Indikasi Penyimpangan Pengelolaan Keuangan Daerah
Propinsi Jawa Tengah.
No
|
Kasus
|
Indikasi
|
Sumber
|
1
|
Dugaan Korupsi APBD 2003 oleh DPRD periode 1999-2004. Tentang :
· Biaya Kegiatan khusus
· Dana sarana khusus
· Anggaran Rumah Tangga
|
-Tidak Transparan
-Tidak Akuntabel
-Tidak efisien
|
Suara Merdeka,
27/6/2004
|
2
|
Pembayaran Gaji Dobel bulan September Anggota DPRD periode 1999-2004 dan 2004 – 2009
|
- Tidak efisien
- pemborosan
|
Wawasan,
2/9/2004
|
3
|
Asuransi asset pemprov Jawa Tengah kepada PT. Asuransi Bangun Askrida
tanpa melalui pelelangan
|
- Tidak Transparan
|
Radar Semarang,
4/12/2004
|
4
|
Pemberangkatan Haji Abidin (atas biaya dinas) kepada pejabat dan anggota DPRD Prop. Jawa Tengah
|
- Tidak efisien
- pemborosan
|
Suara Merdeka,
7/12/2004
|
5
|
Anggaran pakaian Gubernur dan Wagub yang mencapai 94 Milyar
|
-Tidak efisien
-pemborosan
|
Suara Merdeka,
4/12/2004
|
Sumber : Radar, Wawasan dan Suara Merdeka (data diolah)

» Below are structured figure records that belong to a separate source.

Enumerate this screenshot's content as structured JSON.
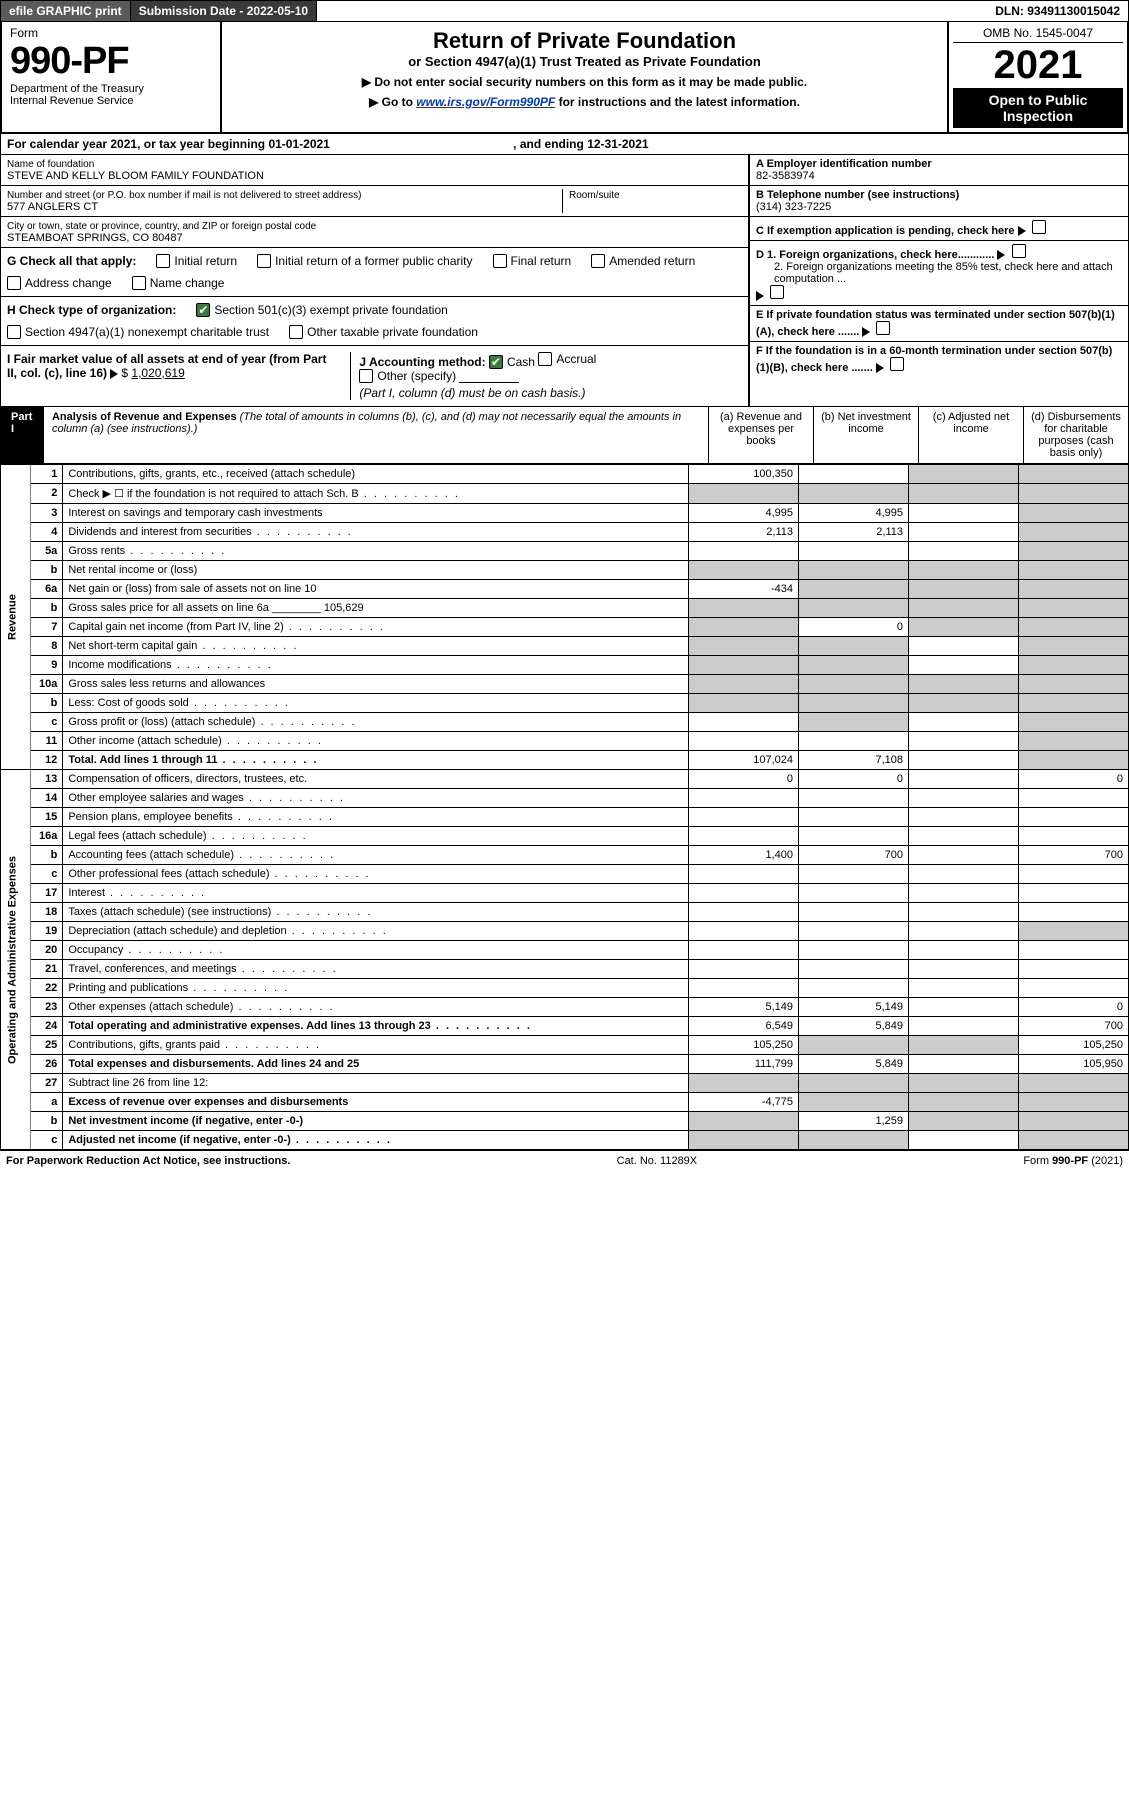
{
  "top": {
    "efile": "efile GRAPHIC print",
    "subdate_label": "Submission Date - ",
    "subdate": "2022-05-10",
    "dln_label": "DLN: ",
    "dln": "93491130015042"
  },
  "header": {
    "form_word": "Form",
    "form_num": "990-PF",
    "dept1": "Department of the Treasury",
    "dept2": "Internal Revenue Service",
    "title": "Return of Private Foundation",
    "subtitle": "or Section 4947(a)(1) Trust Treated as Private Foundation",
    "note1": "▶ Do not enter social security numbers on this form as it may be made public.",
    "note2_pre": "▶ Go to ",
    "note2_link": "www.irs.gov/Form990PF",
    "note2_post": " for instructions and the latest information.",
    "omb": "OMB No. 1545-0047",
    "year": "2021",
    "open": "Open to Public Inspection"
  },
  "cal": {
    "pre": "For calendar year 2021, or tax year beginning ",
    "begin": "01-01-2021",
    "mid": " , and ending ",
    "end": "12-31-2021"
  },
  "name": {
    "label": "Name of foundation",
    "value": "STEVE AND KELLY BLOOM FAMILY FOUNDATION"
  },
  "addr": {
    "label": "Number and street (or P.O. box number if mail is not delivered to street address)",
    "value": "577 ANGLERS CT",
    "room_label": "Room/suite"
  },
  "city": {
    "label": "City or town, state or province, country, and ZIP or foreign postal code",
    "value": "STEAMBOAT SPRINGS, CO  80487"
  },
  "ein": {
    "label": "A Employer identification number",
    "value": "82-3583974"
  },
  "tel": {
    "label": "B Telephone number (see instructions)",
    "value": "(314) 323-7225"
  },
  "C": "C If exemption application is pending, check here",
  "D1": "D 1. Foreign organizations, check here............",
  "D2": "2. Foreign organizations meeting the 85% test, check here and attach computation ...",
  "E": "E  If private foundation status was terminated under section 507(b)(1)(A), check here .......",
  "F": "F  If the foundation is in a 60-month termination under section 507(b)(1)(B), check here .......",
  "G": {
    "label": "G Check all that apply:",
    "opts": [
      "Initial return",
      "Initial return of a former public charity",
      "Final return",
      "Amended return",
      "Address change",
      "Name change"
    ]
  },
  "H": {
    "label": "H Check type of organization:",
    "o1": "Section 501(c)(3) exempt private foundation",
    "o2": "Section 4947(a)(1) nonexempt charitable trust",
    "o3": "Other taxable private foundation"
  },
  "I": {
    "label": "I Fair market value of all assets at end of year (from Part II, col. (c), line 16)",
    "value": "1,020,619"
  },
  "J": {
    "label": "J Accounting method:",
    "cash": "Cash",
    "accrual": "Accrual",
    "other": "Other (specify)",
    "note": "(Part I, column (d) must be on cash basis.)"
  },
  "part1_title": "Part I",
  "part1_desc": "Analysis of Revenue and Expenses (The total of amounts in columns (b), (c), and (d) may not necessarily equal the amounts in column (a) (see instructions).)",
  "cols": {
    "a": "(a)  Revenue and expenses per books",
    "b": "(b)  Net investment income",
    "c": "(c)  Adjusted net income",
    "d": "(d)  Disbursements for charitable purposes (cash basis only)"
  },
  "vlabels": {
    "rev": "Revenue",
    "exp": "Operating and Administrative Expenses"
  },
  "rows": [
    {
      "n": "1",
      "d": "Contributions, gifts, grants, etc., received (attach schedule)",
      "a": "100,350",
      "b": "",
      "c": "shade",
      "dd": "shade"
    },
    {
      "n": "2",
      "d": "Check ▶ ☐ if the foundation is not required to attach Sch. B",
      "a": "shade",
      "b": "shade",
      "c": "shade",
      "dd": "shade",
      "dots": true
    },
    {
      "n": "3",
      "d": "Interest on savings and temporary cash investments",
      "a": "4,995",
      "b": "4,995",
      "c": "",
      "dd": "shade"
    },
    {
      "n": "4",
      "d": "Dividends and interest from securities",
      "a": "2,113",
      "b": "2,113",
      "c": "",
      "dd": "shade",
      "dots": true
    },
    {
      "n": "5a",
      "d": "Gross rents",
      "a": "",
      "b": "",
      "c": "",
      "dd": "shade",
      "dots": true
    },
    {
      "n": "b",
      "d": "Net rental income or (loss)",
      "a": "shade",
      "b": "shade",
      "c": "shade",
      "dd": "shade"
    },
    {
      "n": "6a",
      "d": "Net gain or (loss) from sale of assets not on line 10",
      "a": "-434",
      "b": "shade",
      "c": "shade",
      "dd": "shade"
    },
    {
      "n": "b",
      "d": "Gross sales price for all assets on line 6a ________ 105,629",
      "a": "shade",
      "b": "shade",
      "c": "shade",
      "dd": "shade"
    },
    {
      "n": "7",
      "d": "Capital gain net income (from Part IV, line 2)",
      "a": "shade",
      "b": "0",
      "c": "shade",
      "dd": "shade",
      "dots": true
    },
    {
      "n": "8",
      "d": "Net short-term capital gain",
      "a": "shade",
      "b": "shade",
      "c": "",
      "dd": "shade",
      "dots": true
    },
    {
      "n": "9",
      "d": "Income modifications",
      "a": "shade",
      "b": "shade",
      "c": "",
      "dd": "shade",
      "dots": true
    },
    {
      "n": "10a",
      "d": "Gross sales less returns and allowances",
      "a": "shade",
      "b": "shade",
      "c": "shade",
      "dd": "shade"
    },
    {
      "n": "b",
      "d": "Less: Cost of goods sold",
      "a": "shade",
      "b": "shade",
      "c": "shade",
      "dd": "shade",
      "dots": true
    },
    {
      "n": "c",
      "d": "Gross profit or (loss) (attach schedule)",
      "a": "",
      "b": "shade",
      "c": "",
      "dd": "shade",
      "dots": true
    },
    {
      "n": "11",
      "d": "Other income (attach schedule)",
      "a": "",
      "b": "",
      "c": "",
      "dd": "shade",
      "dots": true
    },
    {
      "n": "12",
      "d": "Total. Add lines 1 through 11",
      "a": "107,024",
      "b": "7,108",
      "c": "",
      "dd": "shade",
      "dots": true,
      "bold": true
    },
    {
      "n": "13",
      "d": "Compensation of officers, directors, trustees, etc.",
      "a": "0",
      "b": "0",
      "c": "",
      "dd": "0"
    },
    {
      "n": "14",
      "d": "Other employee salaries and wages",
      "a": "",
      "b": "",
      "c": "",
      "dd": "",
      "dots": true
    },
    {
      "n": "15",
      "d": "Pension plans, employee benefits",
      "a": "",
      "b": "",
      "c": "",
      "dd": "",
      "dots": true
    },
    {
      "n": "16a",
      "d": "Legal fees (attach schedule)",
      "a": "",
      "b": "",
      "c": "",
      "dd": "",
      "dots": true
    },
    {
      "n": "b",
      "d": "Accounting fees (attach schedule)",
      "a": "1,400",
      "b": "700",
      "c": "",
      "dd": "700",
      "dots": true
    },
    {
      "n": "c",
      "d": "Other professional fees (attach schedule)",
      "a": "",
      "b": "",
      "c": "",
      "dd": "",
      "dots": true
    },
    {
      "n": "17",
      "d": "Interest",
      "a": "",
      "b": "",
      "c": "",
      "dd": "",
      "dots": true
    },
    {
      "n": "18",
      "d": "Taxes (attach schedule) (see instructions)",
      "a": "",
      "b": "",
      "c": "",
      "dd": "",
      "dots": true
    },
    {
      "n": "19",
      "d": "Depreciation (attach schedule) and depletion",
      "a": "",
      "b": "",
      "c": "",
      "dd": "shade",
      "dots": true
    },
    {
      "n": "20",
      "d": "Occupancy",
      "a": "",
      "b": "",
      "c": "",
      "dd": "",
      "dots": true
    },
    {
      "n": "21",
      "d": "Travel, conferences, and meetings",
      "a": "",
      "b": "",
      "c": "",
      "dd": "",
      "dots": true
    },
    {
      "n": "22",
      "d": "Printing and publications",
      "a": "",
      "b": "",
      "c": "",
      "dd": "",
      "dots": true
    },
    {
      "n": "23",
      "d": "Other expenses (attach schedule)",
      "a": "5,149",
      "b": "5,149",
      "c": "",
      "dd": "0",
      "dots": true
    },
    {
      "n": "24",
      "d": "Total operating and administrative expenses. Add lines 13 through 23",
      "a": "6,549",
      "b": "5,849",
      "c": "",
      "dd": "700",
      "dots": true,
      "bold": true
    },
    {
      "n": "25",
      "d": "Contributions, gifts, grants paid",
      "a": "105,250",
      "b": "shade",
      "c": "shade",
      "dd": "105,250",
      "dots": true
    },
    {
      "n": "26",
      "d": "Total expenses and disbursements. Add lines 24 and 25",
      "a": "111,799",
      "b": "5,849",
      "c": "",
      "dd": "105,950",
      "bold": true
    },
    {
      "n": "27",
      "d": "Subtract line 26 from line 12:",
      "a": "shade",
      "b": "shade",
      "c": "shade",
      "dd": "shade"
    },
    {
      "n": "a",
      "d": "Excess of revenue over expenses and disbursements",
      "a": "-4,775",
      "b": "shade",
      "c": "shade",
      "dd": "shade",
      "bold": true
    },
    {
      "n": "b",
      "d": "Net investment income (if negative, enter -0-)",
      "a": "shade",
      "b": "1,259",
      "c": "shade",
      "dd": "shade",
      "bold": true
    },
    {
      "n": "c",
      "d": "Adjusted net income (if negative, enter -0-)",
      "a": "shade",
      "b": "shade",
      "c": "",
      "dd": "shade",
      "bold": true,
      "dots": true
    }
  ],
  "footer": {
    "left": "For Paperwork Reduction Act Notice, see instructions.",
    "mid": "Cat. No. 11289X",
    "right": "Form 990-PF (2021)"
  }
}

Bertolak data di atas, maka penelitian akan melihat bagaimana pelaksanaan kebijakan pengelolaan keuangan daerah Propinsi Jawa Tengah dan faktor-faktor apakah yang mempengaruhi pelaksanaan kebijakan tersebut. Sedangkan tujuan penelitian adalah untuk mendiskripsikan pelaksanaan kebijakan pengelolaan keuangan daerah di Propinsi Jawa Tengah dan untuk mengetahui faktorfaktor yang mempengaruhi pelaksanaan kebijakan tersebut. Adapun kegunaan penelitian ini diharapkan dapat memberikan sumbangan pemikiran sebagai masukan bagi pemerintah Propinsi Jawa dalam rangka perbaikan pelaksanaan kebijakan pengelolaan keuangan dan sebagai bahan masukan bagi penelitian selanjutnya.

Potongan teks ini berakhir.